Wednesday 17 December 2008

The darker side of Christmas carols

I've been singing a lot of carols lately. A favourite one among my friends is the Coventry carol, about Herod's slaughter of the children of Bethlehem. It's a reminder that carols don't just talk about the joys of Christmas, but also hint at the darker side. Christmas isn't all mistletoe and wine and small children singing "Away in a manger." Numerous carols about the magi (or wise men, or kings if you really must) mention the symbolism of their gifts: gold for a king, incense for a priest, myrrh to show that he would suffer and die.

Another favourite carol among my friends (well, given that the tune is by Sullivan it's not exactly surprising) is "It came upon the midnight clear." The message of the carol shows how the angels' message "Peace on the earth, goodwill to men" has been ignored by a world too busy with its' own selfishness to think about God or others:
"Yet with the woes of sin and strife the world has suffered long,
Beneath the angel strain have rolled two thousand years of wrong.
And man at war with man, hears not the love-song which they bring,
O hush the noise, ye men of strife, and hear the angels sing."

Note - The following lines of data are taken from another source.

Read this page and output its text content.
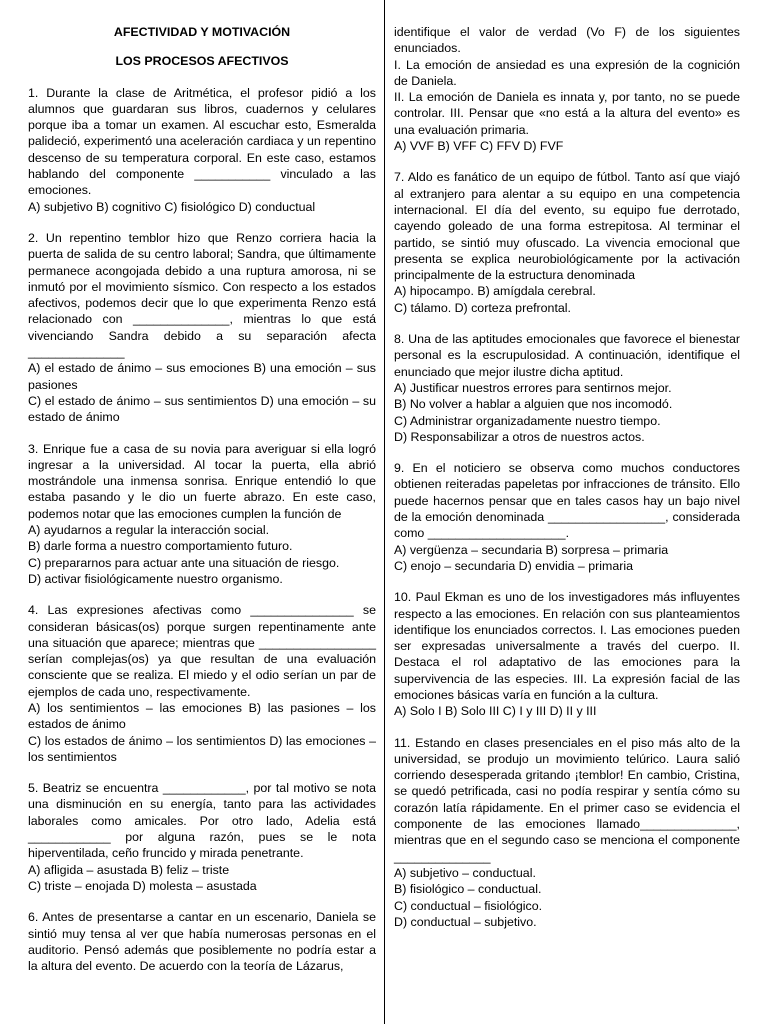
AFECTIVIDAD Y MOTIVACIÓN

LOS PROCESOS AFECTIVOS

1. Durante la clase de Aritmética, el profesor pidió a los alumnos que guardaran sus libros, cuadernos y celulares porque iba a tomar un examen. Al escuchar esto, Esmeralda palideció, experimentó una aceleración cardiaca y un repentino descenso de su temperatura corporal. En este caso, estamos hablando del componente ___________ vinculado a las emociones.

A) subjetivo B) cognitivo C) fisiológico D) conductual

2. Un repentino temblor hizo que Renzo corriera hacia la puerta de salida de su centro laboral; Sandra, que últimamente permanece acongojada debido a una ruptura amorosa, ni se inmutó por el movimiento sísmico. Con respecto a los estados afectivos, podemos decir que lo que experimenta Renzo está relacionado con ______________, mientras lo que está vivenciando Sandra debido a su separación afecta ______________

A) el estado de ánimo – sus emociones B) una emoción – sus pasiones

C) el estado de ánimo – sus sentimientos D) una emoción – su estado de ánimo

3. Enrique fue a casa de su novia para averiguar si ella logró ingresar a la universidad. Al tocar la puerta, ella abrió mostrándole una inmensa sonrisa. Enrique entendió lo que estaba pasando y le dio un fuerte abrazo. En este caso, podemos notar que las emociones cumplen la función de

A) ayudarnos a regular la interacción social.

B) darle forma a nuestro comportamiento futuro.

C) prepararnos para actuar ante una situación de riesgo.

D) activar fisiológicamente nuestro organismo.

4. Las expresiones afectivas como _______________ se consideran básicas(os) porque surgen repentinamente ante una situación que aparece; mientras que _________________ serían complejas(os) ya que resultan de una evaluación consciente que se realiza. El miedo y el odio serían un par de ejemplos de cada uno, respectivamente.

A) los sentimientos – las emociones B) las pasiones – los estados de ánimo

C) los estados de ánimo – los sentimientos D) las emociones – los sentimientos

5. Beatriz se encuentra ____________, por tal motivo se nota una disminución en su energía, tanto para las actividades laborales como amicales. Por otro lado, Adelia está ____________ por alguna razón, pues se le nota hiperventilada, ceño fruncido y mirada penetrante.

A) afligida – asustada B) feliz – triste

C) triste – enojada D) molesta – asustada

6. Antes de presentarse a cantar en un escenario, Daniela se sintió muy tensa al ver que había numerosas personas en el auditorio. Pensó además que posiblemente no podría estar a la altura del evento. De acuerdo con la teoría de Lázarus,

identifique el valor de verdad (Vo F) de los siguientes enunciados.

I. La emoción de ansiedad es una expresión de la cognición de Daniela.

II. La emoción de Daniela es innata y, por tanto, no se puede controlar. III. Pensar que «no está a la altura del evento» es una evaluación primaria.

A) VVF B) VFF C) FFV D) FVF

7. Aldo es fanático de un equipo de fútbol. Tanto así que viajó al extranjero para alentar a su equipo en una competencia internacional. El día del evento, su equipo fue derrotado, cayendo goleado de una forma estrepitosa. Al terminar el partido, se sintió muy ofuscado. La vivencia emocional que presenta se explica neurobiológicamente por la activación principalmente de la estructura denominada

A) hipocampo. B) amígdala cerebral.

C) tálamo. D) corteza prefrontal.

8. Una de las aptitudes emocionales que favorece el bienestar personal es la escrupulosidad. A continuación, identifique el enunciado que mejor ilustre dicha aptitud.

A) Justificar nuestros errores para sentirnos mejor.

B) No volver a hablar a alguien que nos incomodó.

C) Administrar organizadamente nuestro tiempo.

D) Responsabilizar a otros de nuestros actos.

9. En el noticiero se observa como muchos conductores obtienen reiteradas papeletas por infracciones de tránsito. Ello puede hacernos pensar que en tales casos hay un bajo nivel de la emoción denominada _________________, considerada como ____________________.

A) vergüenza – secundaria B) sorpresa – primaria

C) enojo – secundaria D) envidia – primaria

10. Paul Ekman es uno de los investigadores más influyentes respecto a las emociones. En relación con sus planteamientos identifique los enunciados correctos. I. Las emociones pueden ser expresadas universalmente a través del cuerpo. II. Destaca el rol adaptativo de las emociones para la supervivencia de las especies. III. La expresión facial de las emociones básicas varía en función a la cultura.

A) Solo I B) Solo III C) I y III D) II y III

11. Estando en clases presenciales en el piso más alto de la universidad, se produjo un movimiento telúrico. Laura salió corriendo desesperada gritando ¡temblor! En cambio, Cristina, se quedó petrificada, casi no podía respirar y sentía cómo su corazón latía rápidamente. En el primer caso se evidencia el componente de las emociones llamado______________, mientras que en el segundo caso se menciona el componente ______________

A) subjetivo – conductual.

B) fisiológico – conductual.

C) conductual – fisiológico.

D) conductual – subjetivo.
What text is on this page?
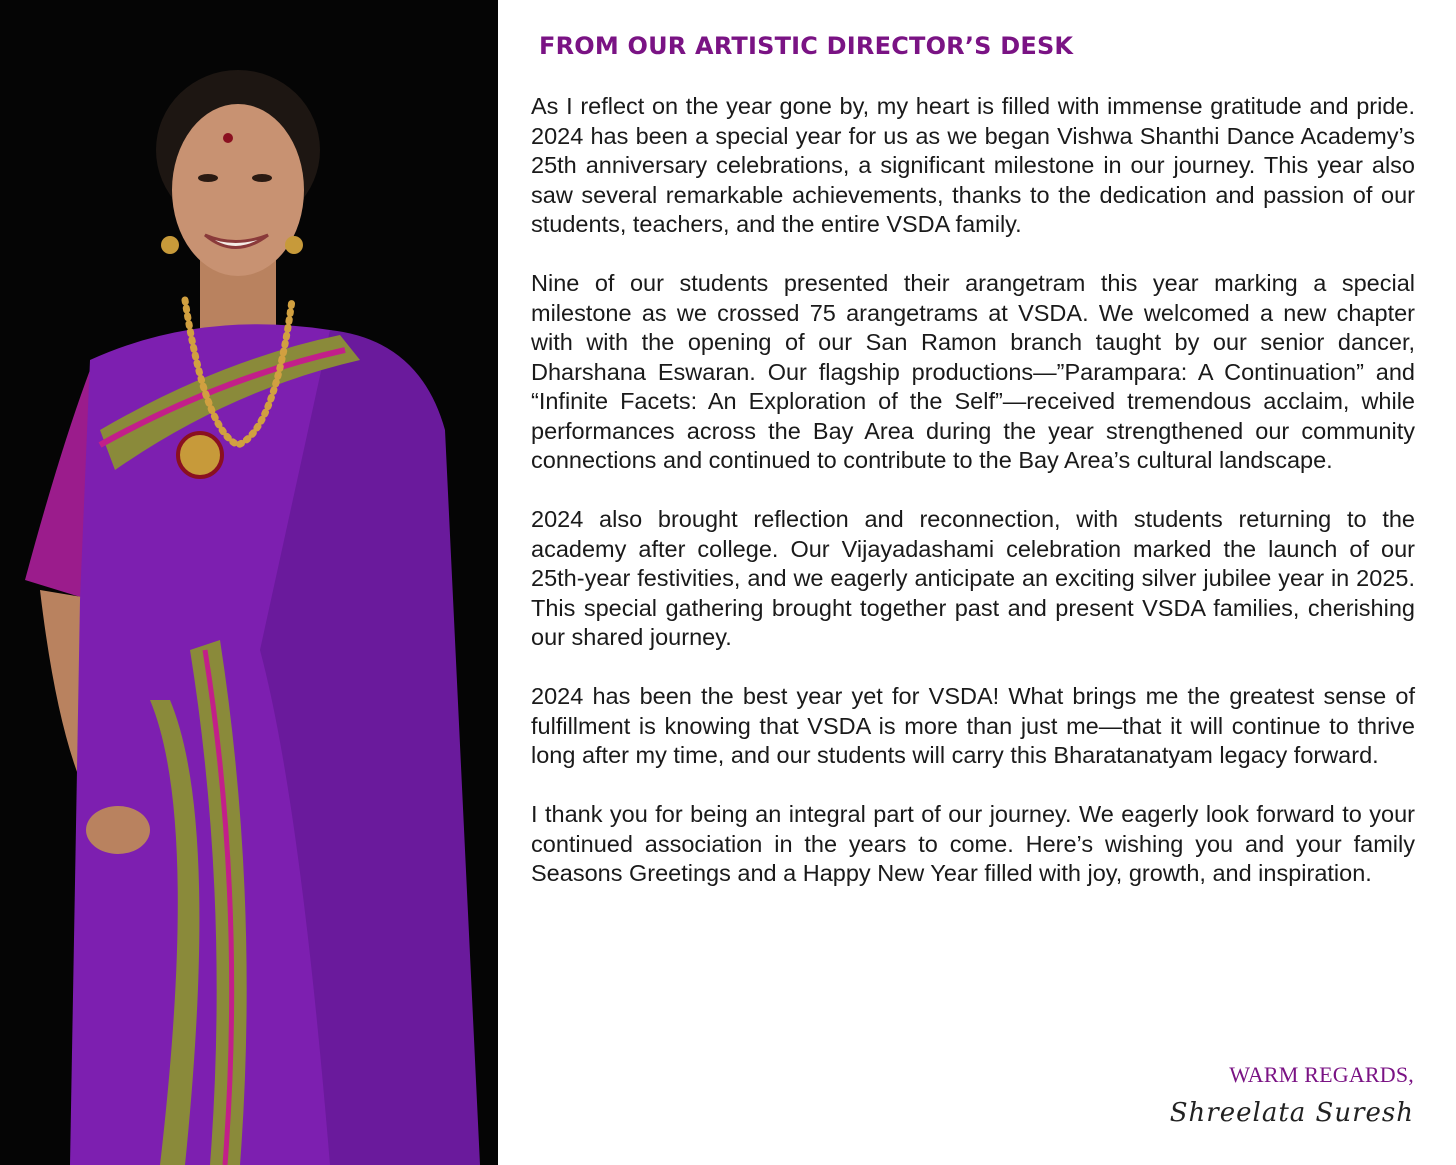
FROM OUR ARTISTIC DIRECTOR’S DESK

As I reflect on the year gone by, my heart is filled with immense gratitude and pride. 2024 has been a special year for us as we began Vishwa Shanthi Dance Academy’s 25th anniversary celebrations, a significant milestone in our journey. This year also saw several remarkable achievements, thanks to the dedication and passion of our students, teachers, and the entire VSDA family.

Nine of our students presented their arangetram this year marking a special milestone as we crossed 75 arangetrams at VSDA. We welcomed a new chapter with with the opening of our San Ramon branch taught by our senior dancer, Dharshana Eswaran. Our flagship productions—”Parampara: A Continuation” and “Infinite Facets: An Exploration of the Self”—received tremendous acclaim, while performances across the Bay Area during the year strengthened our community connections and continued to contribute to the Bay Area’s cultural landscape.

2024 also brought reflection and reconnection, with students returning to the academy after college. Our Vijayadashami celebration marked the launch of our 25th-year festivities, and we eagerly anticipate an exciting silver jubilee year in 2025. This special gathering brought together past and present VSDA families, cherishing our shared journey.

2024 has been the best year yet for VSDA! What brings me the greatest sense of fulfillment is knowing that VSDA is more than just me—that it will continue to thrive long after my time, and our students will carry this Bharatanatyam legacy forward.

I thank you for being an integral part of our journey. We eagerly look forward to your continued association in the years to come. Here’s wishing you and your family Seasons Greetings and a Happy New Year filled with joy, growth, and inspiration.

WARM REGARDS,
Shreelata Suresh
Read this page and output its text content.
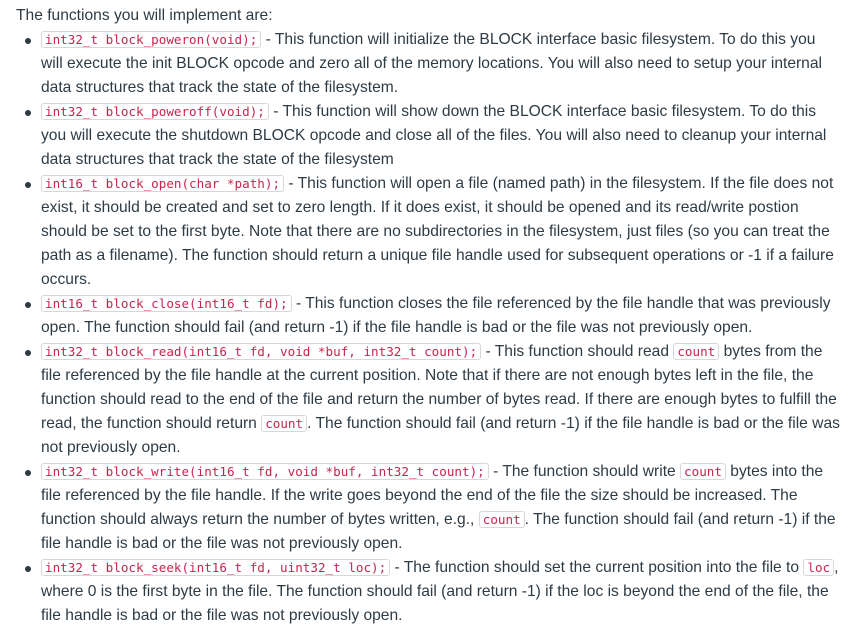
The functions you will implement are:

int32_t block_poweron(void); - This function will initialize the BLOCK interface basic filesystem. To do this you will execute the init BLOCK opcode and zero all of the memory locations. You will also need to setup your internal data structures that track the state of the filesystem.
int32_t block_poweroff(void); - This function will show down the BLOCK interface basic filesystem. To do this you will execute the shutdown BLOCK opcode and close all of the files. You will also need to cleanup your internal data structures that track the state of the filesystem
int16_t block_open(char *path); - This function will open a file (named path) in the filesystem. If the file does not exist, it should be created and set to zero length. If it does exist, it should be opened and its read/write postion should be set to the first byte. Note that there are no subdirectories in the filesystem, just files (so you can treat the path as a filename). The function should return a unique file handle used for subsequent operations or -1 if a failure occurs.
int16_t block_close(int16_t fd); - This function closes the file referenced by the file handle that was previously open. The function should fail (and return -1) if the file handle is bad or the file was not previously open.
int32_t block_read(int16_t fd, void *buf, int32_t count); - This function should read count bytes from the file referenced by the file handle at the current position. Note that if there are not enough bytes left in the file, the function should read to the end of the file and return the number of bytes read. If there are enough bytes to fulfill the read, the function should return count . The function should fail (and return -1) if the file handle is bad or the file was not previously open.
int32_t block_write(int16_t fd, void *buf, int32_t count); - The function should write count bytes into the file referenced by the file handle. If the write goes beyond the end of the file the size should be increased. The function should always return the number of bytes written, e.g., count . The function should fail (and return -1) if the file handle is bad or the file was not previously open.
int32_t block_seek(int16_t fd, uint32_t loc); - The function should set the current position into the file to loc , where 0 is the first byte in the file. The function should fail (and return -1) if the loc is beyond the end of the file, the file handle is bad or the file was not previously open.
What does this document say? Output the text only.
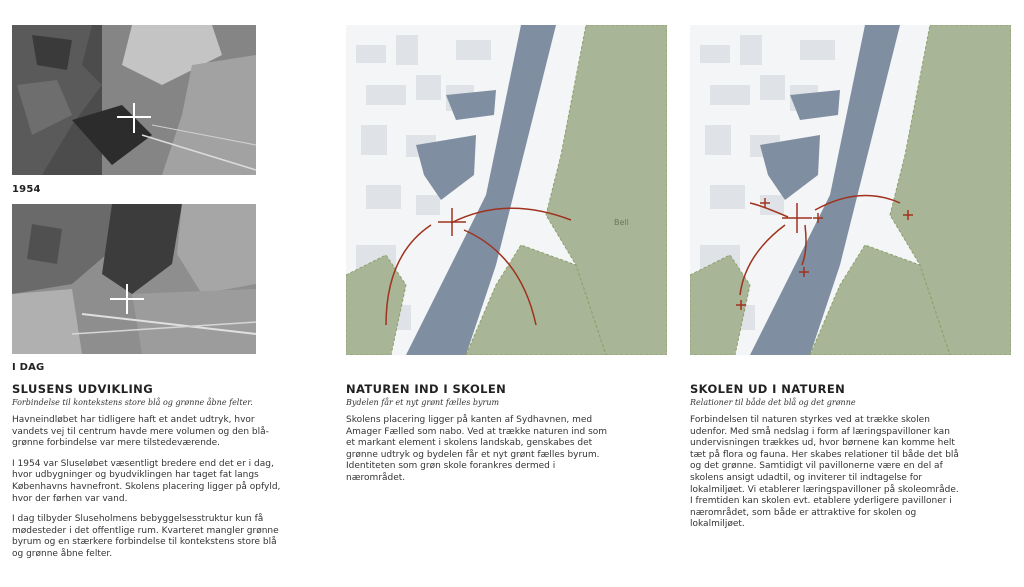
1954
I DAG
Bell
SLUSENS UDVIKLING
Forbindelse til kontekstens store blå og grønne åbne felter.

Havneindløbet har tidligere haft et andet udtryk, hvor vandets vej til centrum havde mere volumen og den blå-grønne forbindelse var mere tilstedeværende.

I 1954 var Sluseløbet væsentligt bredere end det er i dag, hvor udbygninger og byudviklingen har taget fat langs Københavns havnefront. Skolens placering ligger på opfyld, hvor der førhen var vand.

I dag tilbyder Sluseholmens bebyggelsesstruktur kun få mødesteder i det offentlige rum. Kvarteret mangler grønne byrum og en stærkere forbindelse til kontekstens store blå og grønne åbne felter.

NATUREN IND I SKOLEN
Bydelen får et nyt grønt fælles byrum

Skolens placering ligger på kanten af Sydhavnen, med Amager Fælled som nabo. Ved at trække naturen ind som et markant element i skolens landskab, genskabes det grønne udtryk og bydelen får et nyt grønt fælles byrum. Identiteten som grøn skole forankres dermed i nærområdet.

SKOLEN UD I NATUREN
Relationer til både det blå og det grønne

Forbindelsen til naturen styrkes ved at trække skolen udenfor. Med små nedslag i form af læringspavilloner kan undervisningen trækkes ud, hvor børnene kan komme helt tæt på flora og fauna. Her skabes relationer til både det blå og det grønne. Samtidigt vil pavillonerne være en del af skolens ansigt udadtil, og inviterer til indtagelse for lokalmiljøet. Vi etablerer læringspavilloner på skoleområde. I fremtiden kan skolen evt. etablere yderligere pavilloner i nærområdet, som både er attraktive for skolen og lokalmiljøet.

And it's true that the world is in a mess, and ignores the message of Christmas. So much of the time we're too busy giving and receiving Christmas cards and presents (or, this year, worrying about whether we can afford them) to pay much attention to the baby in the manger, or if we do we stop there and forget what that baby went on to do.

If you believed everything that you see on TV over Christmas, you might take issue with my saying that "the world's in a mess." We're bombarded with feelgood, happily-ever-after films and shows. But behind the glitz and the tinsel we all know that things don't always end happily. Many people will find Christmas hard this year after the loss of a family member, others will be lonely, or ill, or homeless. And further from home people are dying of cholera in Zimbabwe, dying of starvation or AIDS in Africa, in fear of war in Afghanistan- the list goes on.

It's hardly surprising that so many people say "If there's a God- a good, loving God, like you say- why does he let all this happen?" And it's not an easy question to answer. I'm not going to try in any depth here, partly because I don't know. I may write about it more later. I think, mostly, it has to do with humankind's free will to choose not to do what God wants, and to mess up our lives and other people's. Without free will there would be no love- love that is compelled, without the option of not loving, isn't really love. If you're interested in the suffering question, read The Problem of Pain by C.S. Lewis for some interesting ideas. Or ask me for my thoughts. But I don't pretend to have all the answers.

Whatever you think about suffering dilemma, the one thing you can't deny is that if the Christmas message is true, God himself lived and died and shared in our human sufferings.
"He came down to earth from heaven, who is God and Lord of all
And his shelter was a stable, and his cradle was a stall,
With the poor and mean and lowly lived on earth our Saviour holy."
And later in the same carol:
"He was little, weak and helpless, tears and smiles like us he knew.
And he feeleth in our sadness, and he shareth in our gladness."

More than one carol dwells on this wonderful miracle- God, the creator and ruler of all things, becomes a man- more than that, a child, submitting himself to parental authority, going through all the traumas of growing up, of not being understood by his family and friends, the grief of losing loved ones, of living in a country subject to a hated foreign power, hunger and thirst and temptation, and ultimately betrayal by his friend, abandonment and pain and a truly horrific death.
"Sorrowing, sighing, bleeding, dying,
Sealed in a stone cold tomb."*

And I think that's why I'm prepared to accept that I don't, and never will (in this life) fully understand why there's suffering. He went through what we go through. But he did that so that we could have a way out from this messed-up world- a chance to make a new start. So that we could be set free from our own selfishness, free to live our lives to fulfilment. Christmas changed the world. Carols look back to that. But they also look forward. In the run up to Christmas, Christians look forward to Jesus' return when justice will be done and suffering will end;
"When the new heaven and earth shall own the Prince of Peace their king,
And all the world give back the sound which now the angels sing!"

Happy Christmas!


*Strangely enough, that verse from We Three Kings is also a favourite among my friends. Do I sense a theme of them preferring the sadder, depressing bits?!